Il rattrapa Saêtta en quelques enjambées, et d’un ton narquois, il lui cria:
– Eh, signor Guido Lupini, ne courez donc pas si vite!
À ce nom si brusquement jeté et auquel il était à mille lieues de s’attendre, Saêtta se retourna tout d’une pièce, et la moustache hérissée, l’œil fulgurant, il gronda:
– C’est à moi que vous parlez?
– À qui voulez-vous que ce soit?… puisqu’il n’y a que nous deux sur la route!…
– Et vous m’avez appelé comment? demanda Saêtta sur un ton chargé de menace.
Et, en même temps, il dévorait des yeux cet inconnu, cherchant à se rappeler où et quand il l’avait rencontré.
– Je vous ai appelé Guido Lupini, fit Pardaillan de son air froid. Et, du bout des lèvres, d’un air naïf:
– N’est-ce pas ainsi que vous vous nommez?… ou du moins n’est-ce pas le nom que vous prenez en de certaines circonstances… pas très propres?
Saêtta souffla fortement. Son exaspération, son énervement étaient tombés du coup. Il cherchait une affaire: il était servi à souhait. Il pourrait se soulager et en même temps il se débarrasserait d’un homme qu’il ne connaissait pas, ou du moins qu’il ne parvenait pas à identifier, et qui le connaissait trop bien, lui.
Instantanément, il retrouva tout son sang-froid, s’assura d’un coup d’œil rapide que la route était déserte, et avec un rictus terrible:
– Monsieur, dit-il, bien que je ne vous connaisse pas, vous savez sur mon compte, paraît-il, des choses que nul ne doit savoir… Dégainez donc sur-le-champ, s’il vous plaît. Et tenez-vous bien, car je vous avertis: je vais vous tuer.

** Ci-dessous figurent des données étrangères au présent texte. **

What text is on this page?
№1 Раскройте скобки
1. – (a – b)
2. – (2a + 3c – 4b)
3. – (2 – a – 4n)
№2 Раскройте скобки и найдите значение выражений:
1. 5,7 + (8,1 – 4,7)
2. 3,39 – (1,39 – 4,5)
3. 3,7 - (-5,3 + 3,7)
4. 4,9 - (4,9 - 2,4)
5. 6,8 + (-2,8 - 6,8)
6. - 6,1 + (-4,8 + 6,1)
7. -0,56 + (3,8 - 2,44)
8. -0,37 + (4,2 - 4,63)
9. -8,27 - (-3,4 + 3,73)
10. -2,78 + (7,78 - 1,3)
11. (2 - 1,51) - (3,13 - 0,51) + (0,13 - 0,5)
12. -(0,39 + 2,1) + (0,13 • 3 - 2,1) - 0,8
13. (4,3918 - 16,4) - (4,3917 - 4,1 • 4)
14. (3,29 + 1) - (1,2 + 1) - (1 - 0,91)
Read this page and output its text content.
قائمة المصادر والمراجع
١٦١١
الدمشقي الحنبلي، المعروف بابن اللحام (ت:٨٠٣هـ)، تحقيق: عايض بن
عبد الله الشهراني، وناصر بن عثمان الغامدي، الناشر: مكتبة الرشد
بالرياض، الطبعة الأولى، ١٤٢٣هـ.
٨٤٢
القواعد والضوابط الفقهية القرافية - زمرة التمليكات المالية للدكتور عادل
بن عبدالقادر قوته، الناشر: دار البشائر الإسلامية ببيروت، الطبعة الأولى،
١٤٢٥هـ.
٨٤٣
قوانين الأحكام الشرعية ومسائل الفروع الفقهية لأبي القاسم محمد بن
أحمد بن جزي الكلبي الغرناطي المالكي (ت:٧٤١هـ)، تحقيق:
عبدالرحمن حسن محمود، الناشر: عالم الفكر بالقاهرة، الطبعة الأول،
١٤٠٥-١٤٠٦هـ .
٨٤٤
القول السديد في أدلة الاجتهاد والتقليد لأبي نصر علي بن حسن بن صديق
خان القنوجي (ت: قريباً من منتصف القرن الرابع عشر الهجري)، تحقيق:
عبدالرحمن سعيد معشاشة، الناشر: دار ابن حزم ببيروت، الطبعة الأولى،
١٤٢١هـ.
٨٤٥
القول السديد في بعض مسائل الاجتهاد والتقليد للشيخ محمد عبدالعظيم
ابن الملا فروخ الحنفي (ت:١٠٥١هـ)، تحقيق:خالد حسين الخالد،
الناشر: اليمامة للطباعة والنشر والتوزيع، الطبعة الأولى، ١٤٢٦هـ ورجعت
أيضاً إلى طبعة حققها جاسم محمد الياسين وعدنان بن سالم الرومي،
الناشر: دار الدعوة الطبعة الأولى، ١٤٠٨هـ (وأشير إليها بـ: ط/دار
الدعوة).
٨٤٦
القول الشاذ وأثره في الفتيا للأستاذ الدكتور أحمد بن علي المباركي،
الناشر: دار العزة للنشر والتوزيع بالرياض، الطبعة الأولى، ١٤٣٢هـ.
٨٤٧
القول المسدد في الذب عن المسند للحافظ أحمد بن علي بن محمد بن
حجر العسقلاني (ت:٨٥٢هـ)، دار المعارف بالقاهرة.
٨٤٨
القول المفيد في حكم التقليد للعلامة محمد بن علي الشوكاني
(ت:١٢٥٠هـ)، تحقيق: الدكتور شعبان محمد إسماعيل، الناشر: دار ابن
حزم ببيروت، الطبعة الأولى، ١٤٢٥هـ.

En même temps, il mit flamberge au vent et tomba en garde, aussi calme, aussi correct que s’il se fût trouvé sur les planches de la salle d’armes.
– Ah! pauvre de moi! gémit Pardaillan, qui m’eût dit que je courais à la mort en courant après vous, signor Guido Lupini?…
Et il tomba en garde, lui aussi, avec non moins d’aisance et d’assurance que l’ancien maître d’armes.
Celui-ci attaqua immédiatement, avec l’intention manifeste de tuer, ainsi qu’il avait dit. Coup sur coup, il porta ses bottes les meilleures. Elles furent toutes parées avec une maestria que Saêtta, beau joueur, admira sans le dire.
Conscient de sa force, réelle, il n’avait ni inquiétude ni impatience. Même, par une sorte de coquetterie qui lui faisait honneur, il éprouvait une âpre jouissance à sentir au bout de son fer un adversaire digne de lui. Il serra son jeu davantage, il porta ses bottes les plus secrètes, les plus savantes. Elles furent parées toujours avec la même aisance.